March 14, 2018

Paddling Through Indra's Net

Paddling Through Indra's Net

The story of Indra’s Net is a metaphor for the interdependent arising and interpenetration of all phenomena.

One of my favorite things to do in this world is to paddle a kayak down a river from as far up it as I can safely start and then just follow the water all the way to where the river ends. Traveling downstream, from the source to the sea (usually), it’s easier to see a river less as just water headed downhill and more as a process of interconnected phenomena all continuously changing each other, from the flow of the water itself as it passes through different landscapes on its journey, to the flora and fauna all intimately interconnected through the river.

Besides paddling through river mysteries, I also enjoy dabbling through mysteries in the words and writings of the Buddha and Buddhism, and long river trips always remind me of the story of Indra’s Net, which I encountered during a one such dabbling. Indra, a Hindu/Buddhist deity, has this net that hangs over his mountain palace. At the center of each vertex of his net a multifaceted jewel hangs, reflected in each of the other jewels and simultaneously reflecting all of the other jewels, on to infinity. The story of Indra’s Net is a metaphor for the interdependent arising and interpenetration of all phenomena.

Imagine a multidimensional spider’s web in the early morning covered with dew drops. And every dew drop contains the reflection of all the other dew drops. And, in each reflected dew drop, the reflections of all the other dew drops in that reflection. And so ad infinitum.

– Alan Watts

Paddling many rivers this way could easily take a week or more, and like most folks I don’t always have the time to take full river trips. But I am lucky to live so close to a shorter (and perhaps sweeter) river ecosystem that can be explored “top to bottom” with just one overnight camp involved. The Wacissa River, only 20 miles east of Tallahassee, FL, is a beautiful gem of Florida’s karst landscape, with 12 or more small, springs feeding a cool, crystal-clear river ecosystem fully stocked with an impressive diversity of amazing plants and animals. Centuries old cypress trees, kestrels, anhingas, herons, thick silver schools of mullet, bass, black bears, owls, raccoons and alligators are abundant and rarely camera shy.

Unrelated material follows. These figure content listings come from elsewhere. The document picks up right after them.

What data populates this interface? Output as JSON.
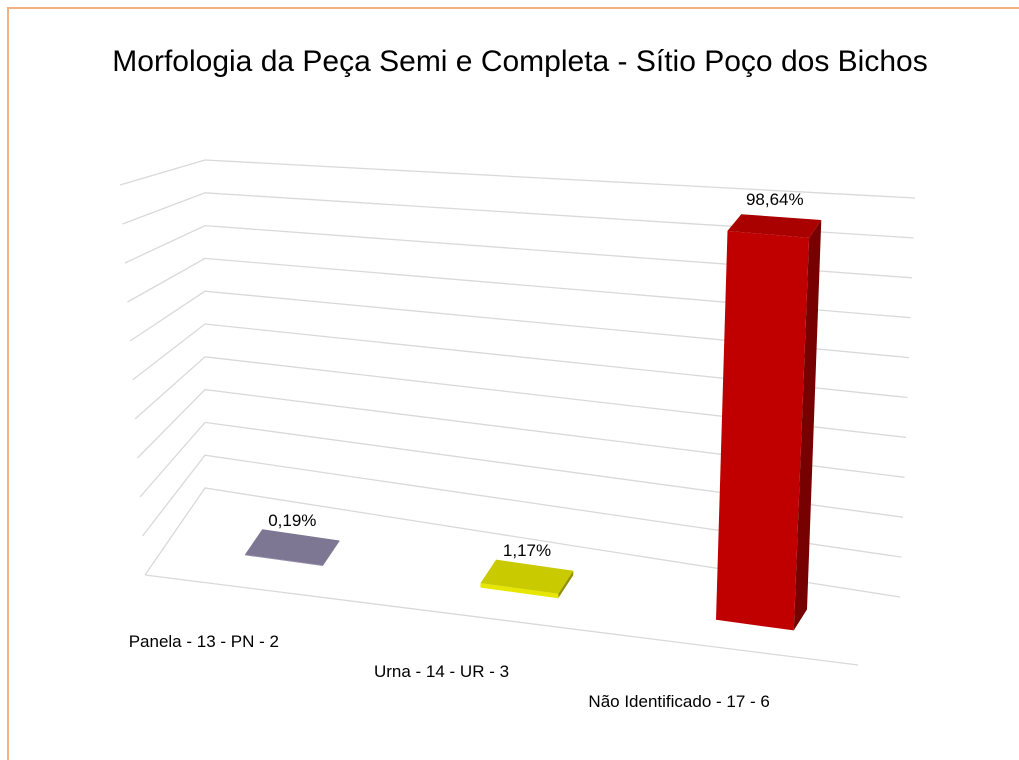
{
  "chart_data": {
    "type": "bar3d",
    "title": "Morfologia da Peça Semi e Completa - Sítio Poço dos Bichos",
    "categories": [
      "Panela - 13 - PN - 2",
      "Urna - 14 - UR - 3",
      "Não Identificado - 17 - 6"
    ],
    "values": [
      0.19,
      1.17,
      98.64
    ],
    "value_labels": [
      "0,19%",
      "1,17%",
      "98,64%"
    ],
    "colors": [
      "#8e87a8",
      "#e6e600",
      "#c00000"
    ],
    "ylim": [
      0,
      100
    ],
    "yticks": [
      0,
      10,
      20,
      30,
      40,
      50,
      60,
      70,
      80,
      90,
      100
    ],
    "grid": true
  }
}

Starting from a series of beautiful springs that dot the upper waters, the river flows wide for the first few miles, before narrowing and braiding out, providing paddlers with an abundance of forks and paths to explore. Approximately four hours of easy paddling a campground and concrete boat landing appear on the left. Known as Goose Pasture, the area is a free campground managed by Suwannee River Water Management District. Picnic tables, port o lets and covered pavilions are some of the man-made amenities. Gorgeous views of the night sky, the sounds of the river and its inhabitants and the smell of a campfire are some of the natural ones.

From Goose Pasture, the river shallows and returns to a thick network of braids and choices as it follows the terrain roughly southeast towards a meet-up with the Aucilla River, the Wacissa’s closest neighbor. The sheer variety of routes in this part of the Wacissa can seem daunting, but all the routes eventually return to one, and the river joins the Aucilla at Half-Mile Rise. But from the natural confluence of the waters the river’s karma is to head underground via sinkholes, preventing paddlers from following and reaching the river’s end. But the Wacissa has a surprise bonus level still in store.

Hidden amongst all the choices and paths is a way out of the maze. Known by locals as the “Slave Canal”, this two mile secret paddling path was originally a swampy side slough widened and deepened in the 19th Century by slaves via manual labor. Built for the purpose of transporting plantation timber, cotton and other goods downriver to the coast for shipping, railroads made the canal obsolete almost as soon as it was finished. It’s only value now is as a link to the bottom of the river system and the coast for paddlers, and it is paddlers and explorers using it that has kept time and nature from overgrowing it and erasing it. Even kayakers and canoeists passing through are not passive observants of the Wacissa and Aucilla river system. They are part of the net too, interconnected with it all.

The Slave Canal empties the Wacissa into the Aucilla below Nutall Rise, and the ecosystem changes yet again, as tides and salt water from the ocean just six miles south play their part in mix of waters. Freshwater fish intermingle with their saltwater cousins, and anything from bass to bull sharks are hooked by fishermen in the area. Manatees also can sometimes be found in the lower Aucilla. And then the river finally comes to its end, as all things must, as it lazily passes into the salt marsh and shallow flats on the eastern edge of the St. Mark’s National Wildlife Refuge.

The Wacissa and Aucilla waters have so much to explore, even paddlers taking the full ride aren’t able to see it all in one trip. But the waters get into your blood and you know you’ll be back for another paddle soon to see it all again for first time.